Пилюли, конечно, не помогали, мигрени не проходили, но господин Грачек был общепризнан женской частью населения «врачом от Бога». Мужчины Хугарвилля, за исключением двух господ в сером, отчаянно его бойкотировали. Когда супруг госпожи Н. всерьез захворал ангиной, он наотрез отказался вызывать доктора Грачека, а после того, как по настоянию госпожи Н. врач все же был вызван, больной отказался от прописанных им лекарств, в результате чего чуть не умер.
В третье воскресенье узенькая улочка, на которой снимал квартиру Павел, превратилась в место гуляний. Под его окнами прохаживались барышни в пестрых платьях, нежно переливался женский смех, шепоток, из-за чего молодой человек просидел целый день дома.

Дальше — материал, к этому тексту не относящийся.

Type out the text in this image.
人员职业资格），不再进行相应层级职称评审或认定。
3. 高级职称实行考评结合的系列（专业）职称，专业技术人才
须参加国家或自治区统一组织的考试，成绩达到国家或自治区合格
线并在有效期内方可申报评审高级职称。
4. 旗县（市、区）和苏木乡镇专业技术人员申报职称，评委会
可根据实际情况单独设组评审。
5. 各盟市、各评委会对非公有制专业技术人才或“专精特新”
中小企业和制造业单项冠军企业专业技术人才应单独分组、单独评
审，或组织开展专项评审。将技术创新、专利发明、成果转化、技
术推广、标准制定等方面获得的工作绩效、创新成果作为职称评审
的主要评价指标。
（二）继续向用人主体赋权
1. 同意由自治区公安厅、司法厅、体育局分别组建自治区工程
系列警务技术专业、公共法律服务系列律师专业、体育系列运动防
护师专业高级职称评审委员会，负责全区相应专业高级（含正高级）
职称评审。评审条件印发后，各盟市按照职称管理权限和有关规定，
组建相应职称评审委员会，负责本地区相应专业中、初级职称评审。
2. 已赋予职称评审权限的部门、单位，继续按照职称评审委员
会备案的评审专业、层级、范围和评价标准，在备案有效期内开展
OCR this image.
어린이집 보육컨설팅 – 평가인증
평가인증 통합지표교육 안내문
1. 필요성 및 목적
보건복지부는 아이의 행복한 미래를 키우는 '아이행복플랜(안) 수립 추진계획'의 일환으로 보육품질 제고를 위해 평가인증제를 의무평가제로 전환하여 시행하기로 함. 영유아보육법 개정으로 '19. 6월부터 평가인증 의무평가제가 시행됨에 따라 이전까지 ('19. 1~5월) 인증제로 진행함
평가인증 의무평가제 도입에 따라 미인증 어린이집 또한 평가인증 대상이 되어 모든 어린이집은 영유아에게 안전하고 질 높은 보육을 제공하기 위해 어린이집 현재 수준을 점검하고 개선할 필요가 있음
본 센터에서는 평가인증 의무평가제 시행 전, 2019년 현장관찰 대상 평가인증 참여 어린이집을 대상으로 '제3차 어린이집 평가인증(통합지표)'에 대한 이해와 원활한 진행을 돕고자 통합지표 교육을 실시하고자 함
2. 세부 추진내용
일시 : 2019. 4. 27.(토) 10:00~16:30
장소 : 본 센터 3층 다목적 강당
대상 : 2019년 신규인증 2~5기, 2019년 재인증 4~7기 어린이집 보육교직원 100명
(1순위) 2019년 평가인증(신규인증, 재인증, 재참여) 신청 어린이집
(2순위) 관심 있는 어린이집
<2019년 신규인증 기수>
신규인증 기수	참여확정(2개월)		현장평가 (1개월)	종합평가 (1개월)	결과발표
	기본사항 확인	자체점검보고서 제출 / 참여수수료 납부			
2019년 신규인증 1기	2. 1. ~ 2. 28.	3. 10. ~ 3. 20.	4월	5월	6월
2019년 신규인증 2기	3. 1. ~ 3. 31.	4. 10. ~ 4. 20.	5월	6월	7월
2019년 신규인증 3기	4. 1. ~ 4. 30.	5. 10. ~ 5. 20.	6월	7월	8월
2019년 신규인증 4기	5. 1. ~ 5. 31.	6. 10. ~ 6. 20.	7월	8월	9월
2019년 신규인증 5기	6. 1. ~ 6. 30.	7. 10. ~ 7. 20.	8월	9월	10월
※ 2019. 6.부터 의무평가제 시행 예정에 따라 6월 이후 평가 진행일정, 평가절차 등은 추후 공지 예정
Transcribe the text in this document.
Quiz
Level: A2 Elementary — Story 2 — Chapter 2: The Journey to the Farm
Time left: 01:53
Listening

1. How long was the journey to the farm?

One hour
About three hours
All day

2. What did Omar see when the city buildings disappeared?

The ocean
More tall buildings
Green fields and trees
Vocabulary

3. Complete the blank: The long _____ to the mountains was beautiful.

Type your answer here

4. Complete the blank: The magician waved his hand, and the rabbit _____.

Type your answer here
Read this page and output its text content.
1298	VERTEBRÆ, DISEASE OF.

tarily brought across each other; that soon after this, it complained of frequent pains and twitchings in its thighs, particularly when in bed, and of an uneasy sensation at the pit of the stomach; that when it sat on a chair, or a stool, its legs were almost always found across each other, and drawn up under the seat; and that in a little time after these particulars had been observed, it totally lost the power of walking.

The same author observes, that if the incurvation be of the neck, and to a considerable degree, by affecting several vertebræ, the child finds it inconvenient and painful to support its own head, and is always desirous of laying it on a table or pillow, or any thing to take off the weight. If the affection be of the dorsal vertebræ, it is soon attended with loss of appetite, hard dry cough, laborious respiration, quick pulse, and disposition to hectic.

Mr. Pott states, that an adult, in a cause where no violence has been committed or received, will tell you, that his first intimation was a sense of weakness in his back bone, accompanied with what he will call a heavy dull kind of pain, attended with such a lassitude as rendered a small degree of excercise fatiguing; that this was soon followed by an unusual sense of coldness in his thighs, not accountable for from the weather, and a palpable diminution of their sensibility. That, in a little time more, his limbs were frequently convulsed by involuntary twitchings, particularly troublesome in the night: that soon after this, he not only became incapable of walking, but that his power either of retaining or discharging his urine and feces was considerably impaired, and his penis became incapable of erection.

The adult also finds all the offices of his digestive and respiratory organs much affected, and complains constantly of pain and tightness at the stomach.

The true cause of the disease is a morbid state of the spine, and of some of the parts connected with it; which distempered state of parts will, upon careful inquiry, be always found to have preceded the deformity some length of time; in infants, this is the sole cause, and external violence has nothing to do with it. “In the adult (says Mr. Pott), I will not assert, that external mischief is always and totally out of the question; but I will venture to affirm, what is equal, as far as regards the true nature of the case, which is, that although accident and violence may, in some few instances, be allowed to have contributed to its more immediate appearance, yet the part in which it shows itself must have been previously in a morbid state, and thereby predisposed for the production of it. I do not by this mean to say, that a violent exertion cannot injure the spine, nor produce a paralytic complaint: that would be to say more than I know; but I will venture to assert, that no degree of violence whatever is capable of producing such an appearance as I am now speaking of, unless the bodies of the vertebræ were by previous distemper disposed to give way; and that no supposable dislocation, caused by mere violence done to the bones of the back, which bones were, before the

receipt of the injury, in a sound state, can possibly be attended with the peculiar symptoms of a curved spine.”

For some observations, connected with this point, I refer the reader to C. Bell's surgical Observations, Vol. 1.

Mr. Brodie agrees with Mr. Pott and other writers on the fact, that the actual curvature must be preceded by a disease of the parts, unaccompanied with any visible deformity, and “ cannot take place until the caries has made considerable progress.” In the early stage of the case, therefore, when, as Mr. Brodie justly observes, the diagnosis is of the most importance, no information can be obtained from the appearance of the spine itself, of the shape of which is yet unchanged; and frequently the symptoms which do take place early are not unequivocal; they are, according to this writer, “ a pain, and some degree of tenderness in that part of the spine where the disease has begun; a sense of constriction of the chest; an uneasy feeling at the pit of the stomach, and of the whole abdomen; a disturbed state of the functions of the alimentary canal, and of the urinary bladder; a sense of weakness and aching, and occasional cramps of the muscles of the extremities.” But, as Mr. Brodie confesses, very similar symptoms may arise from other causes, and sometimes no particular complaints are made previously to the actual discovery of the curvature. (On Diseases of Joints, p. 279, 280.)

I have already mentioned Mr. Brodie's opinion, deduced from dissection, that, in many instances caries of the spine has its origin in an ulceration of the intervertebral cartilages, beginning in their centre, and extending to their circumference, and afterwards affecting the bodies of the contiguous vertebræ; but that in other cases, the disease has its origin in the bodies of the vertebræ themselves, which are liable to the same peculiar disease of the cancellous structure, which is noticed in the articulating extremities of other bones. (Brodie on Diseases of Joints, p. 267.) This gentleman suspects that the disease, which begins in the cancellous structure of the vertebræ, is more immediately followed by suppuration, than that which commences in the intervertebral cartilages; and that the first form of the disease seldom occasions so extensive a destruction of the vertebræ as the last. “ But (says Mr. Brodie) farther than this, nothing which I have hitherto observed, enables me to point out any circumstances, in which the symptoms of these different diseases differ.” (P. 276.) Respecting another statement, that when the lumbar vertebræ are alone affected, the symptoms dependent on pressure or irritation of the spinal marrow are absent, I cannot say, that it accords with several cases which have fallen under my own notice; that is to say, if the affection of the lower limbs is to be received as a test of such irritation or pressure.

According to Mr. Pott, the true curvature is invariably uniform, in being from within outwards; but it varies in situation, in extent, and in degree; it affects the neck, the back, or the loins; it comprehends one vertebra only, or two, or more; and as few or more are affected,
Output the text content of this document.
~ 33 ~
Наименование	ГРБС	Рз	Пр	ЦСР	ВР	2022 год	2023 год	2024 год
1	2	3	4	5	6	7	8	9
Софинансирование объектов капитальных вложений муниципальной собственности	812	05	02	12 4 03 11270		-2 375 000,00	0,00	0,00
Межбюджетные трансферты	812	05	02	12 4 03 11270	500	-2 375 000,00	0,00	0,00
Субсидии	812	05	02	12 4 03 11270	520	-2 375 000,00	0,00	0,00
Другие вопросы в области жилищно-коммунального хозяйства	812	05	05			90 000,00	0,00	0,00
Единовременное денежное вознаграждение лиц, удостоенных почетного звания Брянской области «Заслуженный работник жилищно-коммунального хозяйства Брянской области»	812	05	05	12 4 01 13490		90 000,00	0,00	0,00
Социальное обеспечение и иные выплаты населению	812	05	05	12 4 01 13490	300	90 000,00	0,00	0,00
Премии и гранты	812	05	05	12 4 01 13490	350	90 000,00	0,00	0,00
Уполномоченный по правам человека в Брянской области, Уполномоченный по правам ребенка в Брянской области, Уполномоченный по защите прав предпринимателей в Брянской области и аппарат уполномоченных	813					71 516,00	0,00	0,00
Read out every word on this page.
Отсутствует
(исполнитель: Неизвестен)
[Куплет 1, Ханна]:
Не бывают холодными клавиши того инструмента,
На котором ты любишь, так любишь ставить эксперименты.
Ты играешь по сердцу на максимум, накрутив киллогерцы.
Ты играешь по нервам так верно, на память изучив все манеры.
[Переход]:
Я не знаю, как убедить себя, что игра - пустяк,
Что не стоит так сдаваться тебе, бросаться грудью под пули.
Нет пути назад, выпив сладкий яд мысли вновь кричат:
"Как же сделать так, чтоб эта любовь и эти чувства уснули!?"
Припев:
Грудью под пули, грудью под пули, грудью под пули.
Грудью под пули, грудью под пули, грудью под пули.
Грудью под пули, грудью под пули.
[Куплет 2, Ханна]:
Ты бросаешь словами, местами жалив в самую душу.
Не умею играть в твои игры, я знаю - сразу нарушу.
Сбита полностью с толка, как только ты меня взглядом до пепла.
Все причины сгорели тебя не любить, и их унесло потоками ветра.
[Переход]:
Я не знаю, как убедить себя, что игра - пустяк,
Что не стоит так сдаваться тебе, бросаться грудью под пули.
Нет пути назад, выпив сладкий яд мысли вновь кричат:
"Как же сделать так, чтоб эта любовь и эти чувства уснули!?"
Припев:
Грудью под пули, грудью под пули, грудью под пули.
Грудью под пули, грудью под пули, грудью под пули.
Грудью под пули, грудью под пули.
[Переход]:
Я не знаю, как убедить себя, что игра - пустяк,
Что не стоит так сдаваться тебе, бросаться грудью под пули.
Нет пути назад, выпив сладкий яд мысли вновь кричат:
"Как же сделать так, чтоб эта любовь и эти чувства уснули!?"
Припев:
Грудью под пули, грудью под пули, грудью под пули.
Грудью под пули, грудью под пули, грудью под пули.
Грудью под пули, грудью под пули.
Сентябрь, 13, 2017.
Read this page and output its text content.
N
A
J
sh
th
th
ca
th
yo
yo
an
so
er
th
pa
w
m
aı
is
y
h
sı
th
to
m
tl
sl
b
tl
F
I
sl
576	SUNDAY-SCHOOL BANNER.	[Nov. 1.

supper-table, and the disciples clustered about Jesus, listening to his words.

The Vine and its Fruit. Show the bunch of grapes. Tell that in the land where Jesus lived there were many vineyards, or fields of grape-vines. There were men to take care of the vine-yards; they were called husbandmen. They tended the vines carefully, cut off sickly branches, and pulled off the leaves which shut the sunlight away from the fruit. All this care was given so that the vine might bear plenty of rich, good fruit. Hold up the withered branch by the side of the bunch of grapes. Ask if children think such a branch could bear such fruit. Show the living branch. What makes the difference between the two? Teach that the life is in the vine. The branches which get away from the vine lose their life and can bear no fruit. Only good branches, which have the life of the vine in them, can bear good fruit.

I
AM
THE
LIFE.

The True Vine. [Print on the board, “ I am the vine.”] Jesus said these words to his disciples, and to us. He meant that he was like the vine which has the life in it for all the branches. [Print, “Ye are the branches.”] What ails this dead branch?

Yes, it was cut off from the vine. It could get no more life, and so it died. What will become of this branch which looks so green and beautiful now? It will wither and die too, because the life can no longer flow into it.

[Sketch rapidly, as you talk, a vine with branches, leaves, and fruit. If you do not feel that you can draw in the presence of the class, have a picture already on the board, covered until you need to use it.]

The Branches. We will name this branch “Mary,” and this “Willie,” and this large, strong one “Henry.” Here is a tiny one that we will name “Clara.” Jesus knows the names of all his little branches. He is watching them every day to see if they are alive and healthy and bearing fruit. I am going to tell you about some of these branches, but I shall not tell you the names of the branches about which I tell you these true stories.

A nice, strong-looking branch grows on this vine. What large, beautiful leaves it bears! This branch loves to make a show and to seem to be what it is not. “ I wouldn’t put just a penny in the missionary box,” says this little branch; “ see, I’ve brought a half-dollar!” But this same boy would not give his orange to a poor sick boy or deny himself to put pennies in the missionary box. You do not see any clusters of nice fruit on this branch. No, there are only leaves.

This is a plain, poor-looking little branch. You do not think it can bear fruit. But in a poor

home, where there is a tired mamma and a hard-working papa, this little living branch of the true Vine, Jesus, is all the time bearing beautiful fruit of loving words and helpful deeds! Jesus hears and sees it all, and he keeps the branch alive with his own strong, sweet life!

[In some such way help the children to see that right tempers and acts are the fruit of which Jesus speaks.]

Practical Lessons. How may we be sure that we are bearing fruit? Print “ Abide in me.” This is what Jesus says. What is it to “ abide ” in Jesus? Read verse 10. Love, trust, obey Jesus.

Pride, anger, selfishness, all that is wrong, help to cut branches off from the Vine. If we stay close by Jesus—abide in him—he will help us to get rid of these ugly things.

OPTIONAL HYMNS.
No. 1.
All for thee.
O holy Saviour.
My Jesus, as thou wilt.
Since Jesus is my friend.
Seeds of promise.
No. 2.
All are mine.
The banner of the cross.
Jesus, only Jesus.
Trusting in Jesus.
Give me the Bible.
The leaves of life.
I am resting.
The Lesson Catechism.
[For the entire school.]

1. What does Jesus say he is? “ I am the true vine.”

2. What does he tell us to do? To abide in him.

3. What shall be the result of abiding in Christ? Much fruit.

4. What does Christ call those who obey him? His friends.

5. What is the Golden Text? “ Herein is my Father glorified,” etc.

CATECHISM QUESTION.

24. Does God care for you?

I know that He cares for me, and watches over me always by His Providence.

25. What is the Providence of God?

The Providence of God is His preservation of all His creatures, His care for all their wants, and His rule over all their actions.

Друзей в городке у него не было. Сначала он почти сошелся с продавцом из винного погребка, но после того, как супруга торговца пыталась отравиться крысиным ядом, Грачека хоть и не перестали обслуживать, но однако, делали это столь холодно, что если бы погребок этот не был единственным в городе, Грачек ни за что туда бы не пошел.
Однажды, когда он возвращался от самой оригинальной из своих клиенток – госпожи Н., у которой не осталось ни одного не порезанного пальца, он завернул все в тот же погребок, чтобы купить себе вермута. Господа в сером предупредили его, что нежелательно, чтобы он покупал вермут, так как местные дамы находят это очень романтичным. Пять минут спустя Грачек уже был в кабинете мэра.
- Сколько это может продолжаться? Черт возьми, я не могу спокойно ходить по улицам, я никогда – слышите – никогда уже не могу побыть один, и в конце концов, мне еще и запрещают пить то, что я хочу!
Мэр был спокоен и холоден:
- Господин Грачек, не находите ли вы, что для вашего же спокойствия лучше было бы не провоцировать дам?
- Вместо того чтобы запрещать мне пить вермут, вы бы лучше запретили вашим дамам читать любовные романы!..
- Сожалею…
Грачек перевел дух, и уже спокойнее продолжал:
- В общем, так, как порядочный человек, я должен вас предупредить, что я покидаю город.
- Но это невозможно! Если вы уедете… Вот, к примеру, господин Н. умер бы, если б не вы… Не думайте, что мы не ценим ваших услуг…
- Знаете, мне все равно, цените вы их или нет. Я свое слово сказал.
- Вы не можете вот так уехать.
- Почему?
- Мы примем меры. Мы удвоим охрану.
Павел Грачек был уже в дверях.    
На следующий день он отправился на железнодорожную станцию, где ему сказали, что билетов нет – ни на завтра, ни на послезавтра, ни на «через неделю».
Дома он обнаружил корзину цветов. Он отдал ее хозяйке.
В канун Рождества Павел Грачек бежал из Хугарвилля, полностью рассчитавшись за квартиру и вермут. В день его побега еще две дамы покончили с собой, после чего городок снова заснул.